Iran votes seen as test for Ahmadinejad

By Reuters, Tehran
15 December 2006, 18:00 PM
Iranians voted yesterday for local councils and a powerful clerical body in the first electoral test for President Mahmoud Ahmadinejad and his allies since he swept to office in 2005.

The votes for municipal councillors and members of the Assembly of Experts, in theory Iran's most powerful institution, will show if the president's rivals are regaining popularity even if the results have no direct impact on policy.

Forecasting results in the Islamic Republic is hampered by a lack of reliable opinion polls but several voters in Tehran said they would back candidates close to the president.
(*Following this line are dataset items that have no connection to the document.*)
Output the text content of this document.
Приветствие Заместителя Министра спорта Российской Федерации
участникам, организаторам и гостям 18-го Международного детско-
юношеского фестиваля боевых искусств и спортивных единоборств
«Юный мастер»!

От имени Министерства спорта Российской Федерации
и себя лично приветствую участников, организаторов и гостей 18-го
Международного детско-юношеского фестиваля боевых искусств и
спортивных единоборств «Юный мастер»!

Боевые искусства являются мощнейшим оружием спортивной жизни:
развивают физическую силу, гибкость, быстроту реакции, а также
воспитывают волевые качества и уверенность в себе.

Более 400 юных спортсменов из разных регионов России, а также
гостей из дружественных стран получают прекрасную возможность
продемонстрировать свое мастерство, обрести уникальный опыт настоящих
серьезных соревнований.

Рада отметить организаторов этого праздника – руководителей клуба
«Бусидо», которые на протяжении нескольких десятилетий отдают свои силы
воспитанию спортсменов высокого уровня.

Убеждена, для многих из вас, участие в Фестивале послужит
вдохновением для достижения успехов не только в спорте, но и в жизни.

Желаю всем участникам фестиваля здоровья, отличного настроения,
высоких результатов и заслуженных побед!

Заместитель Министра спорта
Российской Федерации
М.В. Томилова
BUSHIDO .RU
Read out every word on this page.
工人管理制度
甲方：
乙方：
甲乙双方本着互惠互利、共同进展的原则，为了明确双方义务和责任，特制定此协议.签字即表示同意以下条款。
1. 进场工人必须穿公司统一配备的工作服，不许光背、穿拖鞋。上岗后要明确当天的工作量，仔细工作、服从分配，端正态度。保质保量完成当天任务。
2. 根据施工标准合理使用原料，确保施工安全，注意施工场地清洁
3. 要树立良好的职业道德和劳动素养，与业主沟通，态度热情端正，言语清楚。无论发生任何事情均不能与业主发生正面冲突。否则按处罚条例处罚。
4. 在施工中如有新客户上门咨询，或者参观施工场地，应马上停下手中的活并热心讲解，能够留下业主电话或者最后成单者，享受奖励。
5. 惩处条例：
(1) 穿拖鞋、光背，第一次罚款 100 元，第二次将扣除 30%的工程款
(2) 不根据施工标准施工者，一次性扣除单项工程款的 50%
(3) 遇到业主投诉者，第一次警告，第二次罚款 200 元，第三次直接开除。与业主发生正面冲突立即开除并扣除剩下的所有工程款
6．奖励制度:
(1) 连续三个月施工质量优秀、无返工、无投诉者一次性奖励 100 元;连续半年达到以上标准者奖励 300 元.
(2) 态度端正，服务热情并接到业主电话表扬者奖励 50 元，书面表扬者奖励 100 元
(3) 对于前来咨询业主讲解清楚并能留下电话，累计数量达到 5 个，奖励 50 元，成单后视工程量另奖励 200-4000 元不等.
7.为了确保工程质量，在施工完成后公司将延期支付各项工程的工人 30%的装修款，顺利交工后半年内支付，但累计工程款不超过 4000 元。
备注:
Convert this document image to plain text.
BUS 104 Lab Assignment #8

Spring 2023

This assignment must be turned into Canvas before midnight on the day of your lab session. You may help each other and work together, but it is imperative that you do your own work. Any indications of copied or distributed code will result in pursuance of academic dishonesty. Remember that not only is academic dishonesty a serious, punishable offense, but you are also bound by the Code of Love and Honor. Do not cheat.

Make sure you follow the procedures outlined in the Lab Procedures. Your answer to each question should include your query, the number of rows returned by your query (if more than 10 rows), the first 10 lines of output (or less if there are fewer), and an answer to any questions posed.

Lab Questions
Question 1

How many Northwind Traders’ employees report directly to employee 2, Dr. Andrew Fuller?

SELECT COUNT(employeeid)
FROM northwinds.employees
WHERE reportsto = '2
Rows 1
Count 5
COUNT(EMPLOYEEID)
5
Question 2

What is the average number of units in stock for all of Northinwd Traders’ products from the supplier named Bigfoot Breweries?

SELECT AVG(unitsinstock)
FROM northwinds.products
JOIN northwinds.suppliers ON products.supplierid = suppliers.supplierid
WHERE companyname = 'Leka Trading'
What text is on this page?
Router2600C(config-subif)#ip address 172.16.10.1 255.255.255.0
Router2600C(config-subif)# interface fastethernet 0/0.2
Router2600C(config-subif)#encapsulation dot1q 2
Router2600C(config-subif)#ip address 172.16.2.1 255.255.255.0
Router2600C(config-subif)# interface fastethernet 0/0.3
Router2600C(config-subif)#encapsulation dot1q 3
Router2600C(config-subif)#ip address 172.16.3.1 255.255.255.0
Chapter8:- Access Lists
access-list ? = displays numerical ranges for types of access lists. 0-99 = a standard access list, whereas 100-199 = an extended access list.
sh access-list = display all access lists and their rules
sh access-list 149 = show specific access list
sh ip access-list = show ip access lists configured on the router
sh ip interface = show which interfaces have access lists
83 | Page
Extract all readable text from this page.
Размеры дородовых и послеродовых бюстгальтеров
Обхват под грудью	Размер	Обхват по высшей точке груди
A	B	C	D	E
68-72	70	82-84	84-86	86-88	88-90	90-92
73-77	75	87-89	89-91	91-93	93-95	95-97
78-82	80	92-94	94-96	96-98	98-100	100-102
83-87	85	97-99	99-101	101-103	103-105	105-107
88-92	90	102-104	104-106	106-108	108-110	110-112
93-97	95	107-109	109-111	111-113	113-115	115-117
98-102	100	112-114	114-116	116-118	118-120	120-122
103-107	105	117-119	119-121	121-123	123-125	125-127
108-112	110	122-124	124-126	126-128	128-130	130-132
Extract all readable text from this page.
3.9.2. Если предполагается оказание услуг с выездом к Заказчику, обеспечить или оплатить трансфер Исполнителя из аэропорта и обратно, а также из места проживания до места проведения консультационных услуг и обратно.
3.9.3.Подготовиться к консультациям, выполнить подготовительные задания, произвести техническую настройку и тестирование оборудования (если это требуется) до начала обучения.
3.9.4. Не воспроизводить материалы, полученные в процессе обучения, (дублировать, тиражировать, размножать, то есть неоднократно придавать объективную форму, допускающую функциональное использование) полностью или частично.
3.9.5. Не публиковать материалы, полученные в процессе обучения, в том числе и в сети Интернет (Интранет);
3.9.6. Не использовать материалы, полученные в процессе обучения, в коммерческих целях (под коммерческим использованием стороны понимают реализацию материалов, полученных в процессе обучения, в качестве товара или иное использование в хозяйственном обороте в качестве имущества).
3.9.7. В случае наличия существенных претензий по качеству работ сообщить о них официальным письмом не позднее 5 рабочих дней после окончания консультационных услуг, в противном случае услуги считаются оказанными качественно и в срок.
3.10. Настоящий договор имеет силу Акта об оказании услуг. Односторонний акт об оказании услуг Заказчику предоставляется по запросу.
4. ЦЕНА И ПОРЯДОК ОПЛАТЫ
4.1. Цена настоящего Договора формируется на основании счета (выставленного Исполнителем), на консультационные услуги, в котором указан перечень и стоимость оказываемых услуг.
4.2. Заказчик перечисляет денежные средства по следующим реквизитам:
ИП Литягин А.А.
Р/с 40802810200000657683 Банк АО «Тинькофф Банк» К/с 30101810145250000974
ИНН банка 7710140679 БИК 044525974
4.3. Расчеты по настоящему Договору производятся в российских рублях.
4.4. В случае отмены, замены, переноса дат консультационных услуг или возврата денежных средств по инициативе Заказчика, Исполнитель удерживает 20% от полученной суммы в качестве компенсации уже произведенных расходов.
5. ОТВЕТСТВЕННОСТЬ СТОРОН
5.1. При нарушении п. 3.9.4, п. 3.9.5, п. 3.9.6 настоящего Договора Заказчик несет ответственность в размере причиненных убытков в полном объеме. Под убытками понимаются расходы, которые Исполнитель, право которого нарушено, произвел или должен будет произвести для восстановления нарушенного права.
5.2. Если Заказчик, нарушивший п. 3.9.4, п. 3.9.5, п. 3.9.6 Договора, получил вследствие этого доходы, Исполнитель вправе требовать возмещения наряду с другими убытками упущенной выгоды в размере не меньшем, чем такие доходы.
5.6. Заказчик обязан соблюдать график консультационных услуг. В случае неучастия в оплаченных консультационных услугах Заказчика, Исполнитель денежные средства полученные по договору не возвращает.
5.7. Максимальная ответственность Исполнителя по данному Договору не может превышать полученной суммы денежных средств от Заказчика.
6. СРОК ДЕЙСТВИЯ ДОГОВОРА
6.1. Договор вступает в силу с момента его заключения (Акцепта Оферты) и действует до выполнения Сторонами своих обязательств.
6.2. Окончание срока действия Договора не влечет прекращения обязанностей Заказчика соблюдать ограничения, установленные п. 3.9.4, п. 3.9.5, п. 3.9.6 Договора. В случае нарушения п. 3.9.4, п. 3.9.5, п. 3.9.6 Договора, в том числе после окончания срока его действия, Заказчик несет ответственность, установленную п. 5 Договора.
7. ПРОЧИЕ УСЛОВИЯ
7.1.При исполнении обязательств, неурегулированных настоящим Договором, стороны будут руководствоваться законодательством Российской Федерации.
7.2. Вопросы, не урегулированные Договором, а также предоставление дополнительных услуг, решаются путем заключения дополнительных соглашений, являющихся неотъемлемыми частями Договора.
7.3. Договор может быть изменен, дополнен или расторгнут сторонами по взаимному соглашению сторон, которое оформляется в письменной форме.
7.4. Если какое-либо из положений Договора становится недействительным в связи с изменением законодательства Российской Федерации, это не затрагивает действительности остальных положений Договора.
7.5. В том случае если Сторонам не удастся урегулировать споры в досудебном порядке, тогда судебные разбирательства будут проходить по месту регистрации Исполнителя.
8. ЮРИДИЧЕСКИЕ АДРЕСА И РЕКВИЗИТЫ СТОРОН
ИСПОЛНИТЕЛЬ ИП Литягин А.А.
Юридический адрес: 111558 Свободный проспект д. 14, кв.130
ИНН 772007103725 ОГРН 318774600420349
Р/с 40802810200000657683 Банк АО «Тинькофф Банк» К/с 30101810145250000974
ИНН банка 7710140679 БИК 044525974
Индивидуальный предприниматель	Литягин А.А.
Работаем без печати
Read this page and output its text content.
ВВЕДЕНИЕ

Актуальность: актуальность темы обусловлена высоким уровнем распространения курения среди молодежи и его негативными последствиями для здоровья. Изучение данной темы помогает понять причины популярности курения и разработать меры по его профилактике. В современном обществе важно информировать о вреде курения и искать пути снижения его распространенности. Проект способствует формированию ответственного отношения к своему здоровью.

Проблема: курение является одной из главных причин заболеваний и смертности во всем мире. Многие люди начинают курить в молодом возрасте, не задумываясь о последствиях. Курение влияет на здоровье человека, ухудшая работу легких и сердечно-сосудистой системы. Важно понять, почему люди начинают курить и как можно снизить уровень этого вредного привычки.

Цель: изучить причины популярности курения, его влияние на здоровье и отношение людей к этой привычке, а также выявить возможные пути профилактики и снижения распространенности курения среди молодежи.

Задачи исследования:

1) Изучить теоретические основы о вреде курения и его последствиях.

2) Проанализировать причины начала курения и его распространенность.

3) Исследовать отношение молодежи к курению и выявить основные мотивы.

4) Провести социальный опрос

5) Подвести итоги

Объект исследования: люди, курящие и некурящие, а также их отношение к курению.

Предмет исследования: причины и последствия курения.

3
"He (Ahmadinejad) has listened to the young, defended our nuclear rights, and traveled to the provinces to solve people's problems there directly," said Ali Damabi, 18, voting in a working-class neighborhood of south Tehran.

Ahmadinejad, the son of a blacksmith who says the government must be more in touch with people, waited in line for about half an hour to vote at a mosque in east Tehran and was swamped by supporters, many of whom handed him notes requesting his help.

Although outranked in power by Supreme Leader Ayatollah Ali Khamenei, Ahmadinejad's anti-Western and anti-Israel statements have alarmed the West.

Any indication his popularity is waning is likely to be taken as a welcome sign among Western countries worried Iran is building nuclear arms. Iran denies this.